L’elaborazione del Piano Nazionale di Adattamento è stata avviata nel 2016, subito dopo l’approvazione della corrispondente Strategia, anche se le prime discussioni in merito risalgono al 2012. Il lavoro ha coinvolto diversi enti di ricerca, insieme alle amministrazioni pubbliche regionali e locali. Tra il 2017 e il 2018 si sono tenute anche due consultazioni pubbliche online, con l’obiettivo di raccogliere le osservazioni della società civile, e una revisione scientifica. Nel 2018 la Conferenza delle regioni e province autonome ha deciso di avviare una procedura di Valutazione Ambientale Strategica (VAS). A questo punto il Piano si è arenato. La richiesta di avvio della verifica di assoggettabilità a VAS del PNACC è stata fatta nel giugno 2020 e la valutazione ambientale vera e propria è iniziata solo a gennaio 2021. L’iter è rimasto fermo “in attesa del Piano e del Rapporto Ambientale”. La Commissione competente aveva infatti prodotto alcune indicazioni e integrazioni, pur puntualizzando che il suo verdetto complessivamente è comunque positivo. 

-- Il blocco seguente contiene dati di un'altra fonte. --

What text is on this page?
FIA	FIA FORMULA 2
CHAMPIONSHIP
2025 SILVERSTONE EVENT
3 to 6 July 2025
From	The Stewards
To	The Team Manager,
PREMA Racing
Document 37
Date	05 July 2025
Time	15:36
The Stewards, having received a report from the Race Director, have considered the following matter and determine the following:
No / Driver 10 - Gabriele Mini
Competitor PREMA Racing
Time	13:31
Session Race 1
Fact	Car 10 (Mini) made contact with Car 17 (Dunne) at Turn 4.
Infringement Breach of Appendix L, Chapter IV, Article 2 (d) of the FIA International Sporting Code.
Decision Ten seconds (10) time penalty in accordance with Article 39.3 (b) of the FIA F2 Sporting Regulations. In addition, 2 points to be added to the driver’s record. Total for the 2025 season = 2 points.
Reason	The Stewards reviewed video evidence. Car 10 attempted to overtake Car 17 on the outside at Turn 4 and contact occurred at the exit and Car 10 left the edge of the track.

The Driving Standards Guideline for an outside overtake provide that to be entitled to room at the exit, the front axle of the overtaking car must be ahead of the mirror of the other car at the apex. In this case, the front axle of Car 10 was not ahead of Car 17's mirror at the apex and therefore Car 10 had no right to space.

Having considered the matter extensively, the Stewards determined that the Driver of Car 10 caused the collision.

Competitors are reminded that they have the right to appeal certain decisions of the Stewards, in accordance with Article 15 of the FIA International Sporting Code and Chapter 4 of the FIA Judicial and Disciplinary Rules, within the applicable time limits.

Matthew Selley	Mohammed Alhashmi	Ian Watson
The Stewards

Lo stop non è stato una sorpresa: la Commissione Via-Vas è stata negli ultimi anni un vero e proprio collo di bottiglia per molte iniziative, soprattutto di carattere infrastrutturale. Secondo quanto riportato da Repubblica, il problema sarebbe soprattutto la carenza di fondi e personale. Oltre alla Valutazione Ambientale Strategica di piani e programmi, la Commissione è incaricata anche di effettuare la Valutazione dell’Impatto Ambientale (VIA) per le iniziative dei privati. Le aziende sono tenute a pagare una quota per accedere alla VIA, ma solo una minima parte di questi fondi va a finanziare le attività necessarie al lavoro della Commissione (sopralluoghi, tecnologie informatiche etc). Il presidente Atelli è riuscito recentemente a ottenere dal Parlamento un nuovo flusso di fondi che ha portato a raddoppiare il numero di commissari, riaccendendo così la speranza di velocizzare i processi di valutazione. 

La fase finale dell’iter, che avrebbe finalmente portato all’attuazione del Piano, è stata accantonata dal governo Draghi. L’ex Ministro delle Infrastrutture, Giovannini, ha infatti spiegato che l’esecutivo ha preferito concentrarsi sulla mitigazione piuttosto che sull’adattamento, adottando il Piano per la Transizione Ecologica, legato a doppio filo agli obiettivi sanciti dal Green Deal europeo e ai vincoli ambientali imposti dall’Unione Europea per quanto riguarda i fondi del PNRR. Si tratta dunque di uno strumento completamente diverso che ha a che vedere con le trasformazioni necessarie per ridurre le emissioni (rispetto all’adattamento che può essere inteso come il processo di adeguamento agli effetti attuali e futuri dei cambiamenti climatici).

La nuova versione del PNACC presentata dal Ministero dell’Ambiente e della Sicurezza energetica recepisce “le osservazioni formulate dalla Commissione Tecnica di Verifica dell’Impatto Ambientale e l'intervenuta normativa europea”, con riferimento alla Strategia europea di adattamento 2021, e si presenta nuovamente all’approvazione delle regioni. Questo aggiornamento del testo è da attribuirsi ad un gruppo di lavoro istituito dal governo Draghi la scorsa estate, quando il Presidente del Consiglio era già dimissionario. 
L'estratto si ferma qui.